Smart Strategy: Transparent Hole-Transporting Polymer as a Regulator to Optimize Photomultiplication-type Polymer Photodetectors.

Photomultiplication-type polymer photodetectors (PM-PPDs) were fabricated with hole-only transport active layers containing polymer(s): [6,6]-phenylC61-butyric acid methyl ester (PC61BM) with a weight ratio of 100:2. The rather less PC61BM content in active layers prefers to generate a large amount of isolated electron traps surrounded by polymers. Photogenerated electrons prefer to be trapped by the isolated PC61BM due to the lack of continuous electron-transport channels. The trapped electrons by the isolated PC61BM close to the Al electrode would like to seduce hole tunneling injection. The transparent polymer poly[N,N'-bis(4-butylphenyl)-N,N'-bis(phenyl)benzidine] (poly-TPD) was incorporated as a regulator to improve hole mobility (μh) and adjust the trapped-electron distribution in active layers, leading to the enhanced performance of PM-PPDs. The optimal PM-PPDs were achieved using poly(3-hexylthiophene) (P3HT):poly-TPD:PC61BM (80:20:2, wt/wt/wt) as active layers. External quantum efficiency (EQE) values at 620 nm are 3900 and 1250% for PM-PPDs based on P3HT:poly-TPD:PC61BM (80:20:2, wt/wt/wt) and P3HT:PC61BM (100:2, wt/wt) under -10 V applied voltage, respectively.
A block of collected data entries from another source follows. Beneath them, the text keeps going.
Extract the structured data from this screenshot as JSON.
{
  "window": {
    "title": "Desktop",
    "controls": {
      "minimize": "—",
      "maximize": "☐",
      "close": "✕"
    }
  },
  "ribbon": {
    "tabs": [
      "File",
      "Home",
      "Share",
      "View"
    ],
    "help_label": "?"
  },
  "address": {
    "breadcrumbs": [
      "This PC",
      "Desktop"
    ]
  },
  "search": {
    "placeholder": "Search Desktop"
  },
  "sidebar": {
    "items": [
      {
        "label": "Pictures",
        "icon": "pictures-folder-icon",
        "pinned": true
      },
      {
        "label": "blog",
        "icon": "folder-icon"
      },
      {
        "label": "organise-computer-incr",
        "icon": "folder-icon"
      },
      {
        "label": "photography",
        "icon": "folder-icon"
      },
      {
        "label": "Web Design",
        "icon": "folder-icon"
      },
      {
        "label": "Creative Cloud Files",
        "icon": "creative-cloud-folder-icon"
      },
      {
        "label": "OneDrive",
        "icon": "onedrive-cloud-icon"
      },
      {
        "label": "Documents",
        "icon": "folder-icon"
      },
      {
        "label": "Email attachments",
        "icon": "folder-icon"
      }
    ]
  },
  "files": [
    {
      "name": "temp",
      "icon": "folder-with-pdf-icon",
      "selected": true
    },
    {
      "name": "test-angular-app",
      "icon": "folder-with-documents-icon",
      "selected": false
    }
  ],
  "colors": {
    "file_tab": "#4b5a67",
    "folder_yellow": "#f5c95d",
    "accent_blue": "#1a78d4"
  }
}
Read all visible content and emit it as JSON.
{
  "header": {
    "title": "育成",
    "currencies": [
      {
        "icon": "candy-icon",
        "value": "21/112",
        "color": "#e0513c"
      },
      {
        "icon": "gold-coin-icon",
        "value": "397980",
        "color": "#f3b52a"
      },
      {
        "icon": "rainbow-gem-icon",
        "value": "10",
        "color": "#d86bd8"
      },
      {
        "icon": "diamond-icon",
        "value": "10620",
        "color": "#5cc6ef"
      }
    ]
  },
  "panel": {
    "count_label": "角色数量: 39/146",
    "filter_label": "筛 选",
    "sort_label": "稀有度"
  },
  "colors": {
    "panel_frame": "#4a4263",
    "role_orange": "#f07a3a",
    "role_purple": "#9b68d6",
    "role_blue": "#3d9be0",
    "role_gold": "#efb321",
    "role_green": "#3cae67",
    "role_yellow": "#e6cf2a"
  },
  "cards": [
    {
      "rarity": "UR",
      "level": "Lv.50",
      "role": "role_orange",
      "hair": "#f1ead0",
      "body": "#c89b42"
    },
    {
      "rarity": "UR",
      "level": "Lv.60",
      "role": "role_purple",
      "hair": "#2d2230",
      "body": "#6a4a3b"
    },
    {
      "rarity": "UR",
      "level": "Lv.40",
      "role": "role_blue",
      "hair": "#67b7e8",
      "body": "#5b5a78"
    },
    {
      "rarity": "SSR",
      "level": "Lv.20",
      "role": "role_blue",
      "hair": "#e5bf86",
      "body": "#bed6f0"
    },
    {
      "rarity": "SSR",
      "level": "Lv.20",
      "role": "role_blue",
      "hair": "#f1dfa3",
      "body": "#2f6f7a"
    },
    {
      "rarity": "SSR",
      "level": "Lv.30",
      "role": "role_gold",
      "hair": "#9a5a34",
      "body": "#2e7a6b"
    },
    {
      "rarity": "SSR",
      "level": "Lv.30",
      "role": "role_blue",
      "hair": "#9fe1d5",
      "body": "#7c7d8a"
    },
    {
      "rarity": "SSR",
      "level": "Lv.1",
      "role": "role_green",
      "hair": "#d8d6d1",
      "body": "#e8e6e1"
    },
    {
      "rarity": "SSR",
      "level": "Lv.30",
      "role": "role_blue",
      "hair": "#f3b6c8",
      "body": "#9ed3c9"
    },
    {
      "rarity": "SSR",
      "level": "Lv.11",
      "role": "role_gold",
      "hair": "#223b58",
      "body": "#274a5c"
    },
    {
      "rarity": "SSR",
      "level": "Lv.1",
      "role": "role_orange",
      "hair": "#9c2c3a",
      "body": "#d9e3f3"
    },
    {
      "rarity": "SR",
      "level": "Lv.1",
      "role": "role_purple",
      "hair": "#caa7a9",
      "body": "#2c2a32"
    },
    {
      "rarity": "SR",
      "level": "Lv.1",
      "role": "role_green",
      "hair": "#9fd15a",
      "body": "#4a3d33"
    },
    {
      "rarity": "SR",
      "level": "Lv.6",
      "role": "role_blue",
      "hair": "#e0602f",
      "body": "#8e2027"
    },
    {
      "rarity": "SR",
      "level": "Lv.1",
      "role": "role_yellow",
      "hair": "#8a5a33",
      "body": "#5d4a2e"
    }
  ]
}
The EQE at 620 nm of optimal PM-PPDs is improved from 650 to 63,000% along with the applied voltage increase from -5 to -20 V. This work provides a new strategy of using transparent polymer with large μh as a regulator for EQE and response speed improvement, as well as the flattened EQE spectral shape of PM-PPDs.